Association Encrier - Poésies

Rencontre avec André Breton Rencontre avec André Breton :Vigilance (in Le révolver à cheveux blancs (1932))

ANDRE BRETON - VIGILANCE (In Le revolver à cheveux blancs)

À Paris la tour Saint-Jacques chancelante

Pareille à un tournesol

Du front vient quelquefois heurter la Seine et son ombre glisse imperceptiblement parmi les remorqueurs

À ce moment sur la pointe des pieds dans mon sommeil

Je me dirige vers la chambre où je suis étendu

Et j’y mets le feu

Pour que rien ne subsiste de ce consentement qu’on m’a arraché

Les meubles font alors place à des animaux de même taille qui me regardent fraternellement

Lions dans les crinières desquels achèvent de se consumer les chaises

Squales dont le ventre blanc s’incorpore le dernier frisson des draps

À l’heure de l’amour et des paupières bleues

Je me vois brûler à mon tour je vois cette cachette solennelle de riens

Qui fut mon corps

Fouillé par les becs patients des ibis du feu

Lorsque tout est fini j’entre invisible dans l’arche

Sans prendre garde aux passants de la vie qui font sonner très loin leurs pas traînants

Je vois les arêtes du soleil

À travers l’aubépine de la pluie

J’entends se déchirer le linge humain comme une grande feuille

Sous l’ongle de l’absence et de la présence qui sont de connivence

Tous les métiers se fanent il ne reste d’eux qu’une dentelle parfumée

Une coquille de dentelle qui a la forme parfaite d’un sein

Je ne touche plus que le cœur des choses je tiens le fil

Commentaires 1

  • Sylvain FOULQUIER

    J'adore ce poème.
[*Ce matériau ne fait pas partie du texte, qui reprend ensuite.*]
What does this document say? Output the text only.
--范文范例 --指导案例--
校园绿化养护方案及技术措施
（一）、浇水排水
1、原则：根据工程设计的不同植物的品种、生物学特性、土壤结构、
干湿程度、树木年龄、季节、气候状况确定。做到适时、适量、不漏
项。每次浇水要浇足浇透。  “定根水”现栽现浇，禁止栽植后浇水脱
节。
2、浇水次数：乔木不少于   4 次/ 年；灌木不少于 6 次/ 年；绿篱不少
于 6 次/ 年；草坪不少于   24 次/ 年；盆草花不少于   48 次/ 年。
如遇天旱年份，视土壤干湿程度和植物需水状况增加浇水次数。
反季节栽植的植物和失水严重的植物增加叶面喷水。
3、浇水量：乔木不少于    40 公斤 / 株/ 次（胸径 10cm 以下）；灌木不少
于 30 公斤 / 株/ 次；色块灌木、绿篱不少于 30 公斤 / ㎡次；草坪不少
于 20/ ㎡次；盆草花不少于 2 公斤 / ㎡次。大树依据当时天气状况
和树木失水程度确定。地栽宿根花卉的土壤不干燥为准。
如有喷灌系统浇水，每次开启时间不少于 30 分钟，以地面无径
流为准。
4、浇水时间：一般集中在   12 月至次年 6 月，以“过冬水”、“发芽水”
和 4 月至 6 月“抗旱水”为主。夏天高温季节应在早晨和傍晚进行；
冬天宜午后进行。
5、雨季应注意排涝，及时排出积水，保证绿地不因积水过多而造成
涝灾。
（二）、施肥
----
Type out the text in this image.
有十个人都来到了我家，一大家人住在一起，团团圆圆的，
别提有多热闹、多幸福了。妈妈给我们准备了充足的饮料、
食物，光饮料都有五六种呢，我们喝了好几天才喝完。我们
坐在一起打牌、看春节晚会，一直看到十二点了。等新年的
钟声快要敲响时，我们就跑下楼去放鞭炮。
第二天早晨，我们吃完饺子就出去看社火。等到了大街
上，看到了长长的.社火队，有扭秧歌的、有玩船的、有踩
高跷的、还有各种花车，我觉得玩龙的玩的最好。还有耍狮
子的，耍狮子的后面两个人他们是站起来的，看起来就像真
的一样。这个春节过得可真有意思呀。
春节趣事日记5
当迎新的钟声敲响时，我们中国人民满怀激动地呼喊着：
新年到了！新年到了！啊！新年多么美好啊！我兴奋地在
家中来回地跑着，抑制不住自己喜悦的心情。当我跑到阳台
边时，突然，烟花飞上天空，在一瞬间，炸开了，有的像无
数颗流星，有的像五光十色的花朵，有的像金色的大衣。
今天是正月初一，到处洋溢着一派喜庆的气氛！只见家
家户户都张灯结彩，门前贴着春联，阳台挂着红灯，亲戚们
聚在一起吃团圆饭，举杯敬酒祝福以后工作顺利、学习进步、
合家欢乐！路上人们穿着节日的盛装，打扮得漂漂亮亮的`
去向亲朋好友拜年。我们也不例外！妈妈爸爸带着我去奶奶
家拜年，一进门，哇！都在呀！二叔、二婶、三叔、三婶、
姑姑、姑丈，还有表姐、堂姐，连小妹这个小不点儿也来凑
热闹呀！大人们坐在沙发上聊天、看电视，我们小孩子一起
C'est selon moi le second poème le plus beau qu'ait écrit André Breton (le premier étant évidemment L'Union Libre). Les autres poèmes du Revolver à cheveux blancs ont souvent un style un peu empesé et ont du mal à décoller et à émouvoir, mais dans Vigilance on retrouve enfin l'état de grâce du 1er manifeste du surréalisme et de Nadja. Un joyau.